In a coordinated broadside at the complexity of the tax code for small business owners, both the House and Senate held hearings Wednesday with similar themes.
The House Committee on Small Business titled its hearing “How Tax Compliance Obligations Hinder Small Business Growth,” while the Senate Committee on Small Business and Entrepreneurship hearing was called “Targeted Tax Reform: Solutions to Relieve the Tax Compliance Burdens for America’s Small Businesses.”
“Making the tax code simpler is particularly important for American small business owners as they are disproportionately affected by tax complexity—a finding that unfortunately, has not changed with time,” said House Committee on Small Business chairman Steve Chabot, R-Ohio.
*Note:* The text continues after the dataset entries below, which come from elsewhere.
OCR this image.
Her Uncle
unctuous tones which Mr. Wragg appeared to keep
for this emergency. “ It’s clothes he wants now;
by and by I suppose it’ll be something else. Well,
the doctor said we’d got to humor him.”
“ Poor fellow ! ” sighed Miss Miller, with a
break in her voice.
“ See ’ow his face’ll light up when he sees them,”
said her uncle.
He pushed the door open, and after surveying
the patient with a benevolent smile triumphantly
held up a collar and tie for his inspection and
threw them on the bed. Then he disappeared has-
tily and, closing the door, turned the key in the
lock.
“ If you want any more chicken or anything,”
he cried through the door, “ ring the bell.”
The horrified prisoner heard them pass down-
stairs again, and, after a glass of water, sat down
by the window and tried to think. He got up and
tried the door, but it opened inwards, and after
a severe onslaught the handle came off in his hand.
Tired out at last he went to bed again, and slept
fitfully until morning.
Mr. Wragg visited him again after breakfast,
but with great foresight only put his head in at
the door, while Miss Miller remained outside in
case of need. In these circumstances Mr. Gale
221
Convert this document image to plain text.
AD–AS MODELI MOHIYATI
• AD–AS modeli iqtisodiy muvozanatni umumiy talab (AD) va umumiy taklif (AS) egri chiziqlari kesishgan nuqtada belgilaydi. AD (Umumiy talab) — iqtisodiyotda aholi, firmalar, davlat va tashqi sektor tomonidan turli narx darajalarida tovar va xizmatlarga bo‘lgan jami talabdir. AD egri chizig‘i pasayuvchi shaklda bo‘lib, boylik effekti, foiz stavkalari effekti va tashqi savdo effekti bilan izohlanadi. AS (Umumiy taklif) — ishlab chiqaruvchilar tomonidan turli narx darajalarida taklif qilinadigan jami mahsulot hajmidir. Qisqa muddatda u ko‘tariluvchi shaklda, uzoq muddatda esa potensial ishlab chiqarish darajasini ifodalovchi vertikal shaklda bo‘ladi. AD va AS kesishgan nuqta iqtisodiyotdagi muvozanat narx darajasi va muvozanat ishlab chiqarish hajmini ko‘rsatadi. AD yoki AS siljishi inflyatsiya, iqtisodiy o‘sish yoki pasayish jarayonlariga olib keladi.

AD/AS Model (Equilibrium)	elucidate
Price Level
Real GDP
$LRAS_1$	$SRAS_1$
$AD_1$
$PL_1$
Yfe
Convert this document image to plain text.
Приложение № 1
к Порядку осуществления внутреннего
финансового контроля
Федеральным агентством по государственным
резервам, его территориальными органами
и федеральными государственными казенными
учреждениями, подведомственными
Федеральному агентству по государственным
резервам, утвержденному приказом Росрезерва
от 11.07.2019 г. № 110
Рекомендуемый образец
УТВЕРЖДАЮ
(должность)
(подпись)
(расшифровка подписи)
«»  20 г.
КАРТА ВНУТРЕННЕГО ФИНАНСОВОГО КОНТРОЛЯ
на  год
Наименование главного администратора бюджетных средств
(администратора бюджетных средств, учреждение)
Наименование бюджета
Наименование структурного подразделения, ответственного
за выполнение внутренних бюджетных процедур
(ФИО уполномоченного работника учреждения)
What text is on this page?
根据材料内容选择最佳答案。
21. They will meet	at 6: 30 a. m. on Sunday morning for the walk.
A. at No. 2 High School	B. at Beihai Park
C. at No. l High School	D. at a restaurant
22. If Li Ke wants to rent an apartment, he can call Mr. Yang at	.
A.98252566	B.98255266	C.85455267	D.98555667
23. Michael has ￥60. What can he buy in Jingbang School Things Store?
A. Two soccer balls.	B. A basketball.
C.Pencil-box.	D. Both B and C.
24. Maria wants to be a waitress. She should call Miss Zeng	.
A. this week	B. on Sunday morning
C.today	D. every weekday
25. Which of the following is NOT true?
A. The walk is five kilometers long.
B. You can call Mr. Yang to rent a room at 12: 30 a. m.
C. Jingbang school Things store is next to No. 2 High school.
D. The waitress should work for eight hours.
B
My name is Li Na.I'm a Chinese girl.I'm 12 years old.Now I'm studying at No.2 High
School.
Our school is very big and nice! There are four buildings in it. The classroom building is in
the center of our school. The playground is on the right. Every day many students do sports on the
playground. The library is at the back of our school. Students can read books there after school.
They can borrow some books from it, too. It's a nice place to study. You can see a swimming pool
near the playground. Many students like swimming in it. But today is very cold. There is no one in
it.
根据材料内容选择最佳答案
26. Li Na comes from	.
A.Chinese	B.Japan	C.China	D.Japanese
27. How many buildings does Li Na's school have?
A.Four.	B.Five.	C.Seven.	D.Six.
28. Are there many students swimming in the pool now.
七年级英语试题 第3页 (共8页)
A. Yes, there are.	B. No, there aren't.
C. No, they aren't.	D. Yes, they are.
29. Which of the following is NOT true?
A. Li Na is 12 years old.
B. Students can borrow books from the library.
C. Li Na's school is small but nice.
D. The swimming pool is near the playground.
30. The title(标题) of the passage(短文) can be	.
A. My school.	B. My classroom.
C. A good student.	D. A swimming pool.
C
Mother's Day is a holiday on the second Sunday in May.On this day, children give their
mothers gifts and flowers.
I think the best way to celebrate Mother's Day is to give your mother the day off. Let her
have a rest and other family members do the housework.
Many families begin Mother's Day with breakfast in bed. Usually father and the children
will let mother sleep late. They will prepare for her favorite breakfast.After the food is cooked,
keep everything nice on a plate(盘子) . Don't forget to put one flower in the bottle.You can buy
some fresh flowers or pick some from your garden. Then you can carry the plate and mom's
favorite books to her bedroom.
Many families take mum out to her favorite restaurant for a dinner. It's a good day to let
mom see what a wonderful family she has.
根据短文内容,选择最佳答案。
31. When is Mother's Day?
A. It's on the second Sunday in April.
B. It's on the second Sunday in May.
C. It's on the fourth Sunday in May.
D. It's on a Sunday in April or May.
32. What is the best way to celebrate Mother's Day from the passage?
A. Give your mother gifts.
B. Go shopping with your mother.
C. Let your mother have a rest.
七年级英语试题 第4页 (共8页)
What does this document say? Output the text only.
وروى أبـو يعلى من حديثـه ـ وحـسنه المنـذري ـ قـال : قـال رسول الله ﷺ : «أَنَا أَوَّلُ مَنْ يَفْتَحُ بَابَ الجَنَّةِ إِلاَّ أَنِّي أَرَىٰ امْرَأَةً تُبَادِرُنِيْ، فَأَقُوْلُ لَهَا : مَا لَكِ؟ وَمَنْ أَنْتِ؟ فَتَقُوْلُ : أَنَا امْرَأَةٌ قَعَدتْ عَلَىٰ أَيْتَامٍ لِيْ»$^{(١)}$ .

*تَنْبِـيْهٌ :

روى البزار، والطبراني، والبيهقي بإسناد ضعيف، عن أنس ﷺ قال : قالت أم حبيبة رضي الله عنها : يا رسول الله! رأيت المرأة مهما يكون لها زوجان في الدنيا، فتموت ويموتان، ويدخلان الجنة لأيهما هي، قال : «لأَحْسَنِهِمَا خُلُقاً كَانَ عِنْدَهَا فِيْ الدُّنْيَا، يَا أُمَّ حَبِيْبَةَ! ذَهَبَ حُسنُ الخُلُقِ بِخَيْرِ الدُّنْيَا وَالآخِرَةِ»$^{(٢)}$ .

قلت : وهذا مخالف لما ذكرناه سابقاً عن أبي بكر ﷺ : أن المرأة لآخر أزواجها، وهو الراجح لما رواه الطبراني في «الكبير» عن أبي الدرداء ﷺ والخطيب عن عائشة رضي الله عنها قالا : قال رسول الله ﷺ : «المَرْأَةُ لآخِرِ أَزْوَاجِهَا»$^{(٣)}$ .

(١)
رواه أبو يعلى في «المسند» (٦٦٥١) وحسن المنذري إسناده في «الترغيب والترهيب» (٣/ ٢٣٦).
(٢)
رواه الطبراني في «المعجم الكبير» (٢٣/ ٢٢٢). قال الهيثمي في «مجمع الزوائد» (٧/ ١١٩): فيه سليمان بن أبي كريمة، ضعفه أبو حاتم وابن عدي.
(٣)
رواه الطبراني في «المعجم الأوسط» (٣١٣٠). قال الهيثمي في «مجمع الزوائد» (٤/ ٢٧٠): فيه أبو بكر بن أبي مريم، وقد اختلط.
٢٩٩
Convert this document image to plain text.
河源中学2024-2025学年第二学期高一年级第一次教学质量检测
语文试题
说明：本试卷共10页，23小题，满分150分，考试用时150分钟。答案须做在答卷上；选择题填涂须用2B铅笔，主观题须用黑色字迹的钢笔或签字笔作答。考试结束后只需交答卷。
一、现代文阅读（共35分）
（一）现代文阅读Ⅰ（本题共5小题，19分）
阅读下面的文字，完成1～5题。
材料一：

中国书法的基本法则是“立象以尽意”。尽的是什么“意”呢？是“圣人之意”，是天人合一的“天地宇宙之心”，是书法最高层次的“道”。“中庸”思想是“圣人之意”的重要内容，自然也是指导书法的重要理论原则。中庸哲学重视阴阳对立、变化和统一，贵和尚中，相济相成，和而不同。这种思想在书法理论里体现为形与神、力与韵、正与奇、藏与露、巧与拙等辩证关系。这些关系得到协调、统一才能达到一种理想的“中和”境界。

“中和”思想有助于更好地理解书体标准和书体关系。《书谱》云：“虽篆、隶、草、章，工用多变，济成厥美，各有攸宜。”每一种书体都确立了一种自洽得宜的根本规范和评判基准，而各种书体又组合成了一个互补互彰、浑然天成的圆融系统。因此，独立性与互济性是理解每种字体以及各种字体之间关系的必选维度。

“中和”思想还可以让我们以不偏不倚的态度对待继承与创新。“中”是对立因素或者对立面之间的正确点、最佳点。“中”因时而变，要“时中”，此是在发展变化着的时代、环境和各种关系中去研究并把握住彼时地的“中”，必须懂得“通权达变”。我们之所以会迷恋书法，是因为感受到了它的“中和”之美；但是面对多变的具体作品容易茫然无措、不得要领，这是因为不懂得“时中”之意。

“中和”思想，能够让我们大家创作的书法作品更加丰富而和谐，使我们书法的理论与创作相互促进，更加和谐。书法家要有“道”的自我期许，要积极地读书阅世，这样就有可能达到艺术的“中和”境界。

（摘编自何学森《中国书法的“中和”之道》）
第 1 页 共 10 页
He cited a study by the Office of Advocacy at the Small Business Administration that found small companies pay 67 percent more to comply with the tax code than large firms do.
“A recent update to those Advocacy studies found that firms with less than 50 employees pay, on average, $1,518 per employee in tax compliance costs, whereas firms with more than 100 pay $647,” he said.
Stephen Mankowski, national executive vice president and national tax policy chair of the National Conference of CPA Practitioners testified in relation to a recent GAO report, “Small Businesses – IRS Considers Taxpayer Burden in Tax Administration, but Needs a Plan to Evaluate the Use of Payment Card Information for Compliance Efforts.”
The committee members on both sides of the aisle were in basic agreement that the tax code has gotten much too complicated and something needs to be done, Mankowski observed.” The problem is how to simplify it. Without doing a total rewrite, it’s not an easy fix,” he said. “Several of us commented that the extenders should be passed early, with some of them being made permanent.”
As an example of the importance to the economy of these, one Congressman noted that one of his constituents sold 11 drilling rigs last year. “Six of the 11 were sold during the last three weeks of the year, as a result of the extension of the enhanced Section 179 deduction,” he said.
Mankowski was asked to testify specifically about Form 1099-K and the use of payment card information for compliance efforts.
In recent years, there has been a change in the way that business is conducted, he observed. Businesses that formerly accepted only cash or checks now accept credit cards. “The related fees have simply become yet another cost of doing business—and another element of taxpayer burden,” he indicated.
“Even after researching the processing firms to obtain the best processing rates, they learn that MasterCard and Visa have different merchant fees when compared to American Express and Discover,” he said. “If the consumer uses a credit card that includes member programs or ‘points,’ an even higher processing rate may be charged by the merchant bank.”
Under a 2008 law, the processing companies had to begin reporting credit card receipts to the IRS and the merchant in 2011 and had to add the reporting of the number of monthly transactions for 2012.
Form 1099-K, Merchant Card and Third Party Network Payments, must be issued by a payment processor once a merchant has 200 transactions and sales of at least $20,000 annually.
“The Form 1099-K has been a new source of taxpayer burden for the small business owner,” Mankowski maintained. “Trying to accurately track revenue in the same way as the 1099-K presents data would result in an accounting nightmare. To further complicate the record keeping, businesses receive a Form 1099-K for each specific payment processor.”
Of course, the form does not account for gratuities, sales tax or returns. “For example, if my wife buys me a snow shovel and I decide to return it because it doesn’t have the bend in it to help my back, there’s no way for the merchant to reflect this on Form 1099-K,” he said.
The IRS instituted a pilot matching program for the 2015 filing season called the Payment Mix Comparison Tool. The PMCT program compares payment data from payment settlement entities such as credit card companies with income reported by small businesses. However, the IRS has not clearly defined the stages of the pilot or measurable goals that it can use to determine when the pilot moves from one state to the next, or if it should move, according to the Government Accountability Office.
“PMCT accesses the IRS database and compares various ratios for a business with a specific MCC [Merchant Category Code] against the Form 1099-K,” Mankowski said. “The result tells the CPA if the results are within specifications of the database.”
He noted that if the payment processor applies an incorrect MCC code for a business, the PMCT results could be beyond the standard deviation, which may result in an IRS notice. Practitioners viewed with suspicion the program because they believed the IRS could use the data in the future to zero in on noncompliance.
“The PMCT, unfortunately, did not get the expected usage due to a few practitioner concerns,” said Mankowski. “Specifically, the name of the tool was not the best, many practitioners did not believe that the IRS was not tracking the results and the fact that PMCT did not go live until the beginning of February 2015, after most CPAs have completed their training and had already begun preparing tax returns.”
The tax compliance burden faced by small businesses can vary considerably depending upon a number of factors, according to the GAO, which testified at the hearing. “Through its research and outreach activities, IRS is cognizant of the compliance cost to taxpayers and explicitly considers this burden in administering the tax code. IRS’s new payment card matching program has the potential to enhance the agency’s ability to identify noncompliant small business taxpayers while minimizing taxpayer burden. However, IRS has a long road ahead in determining whether, and how, the payment card pilot program and its many activities can be fully implemented.”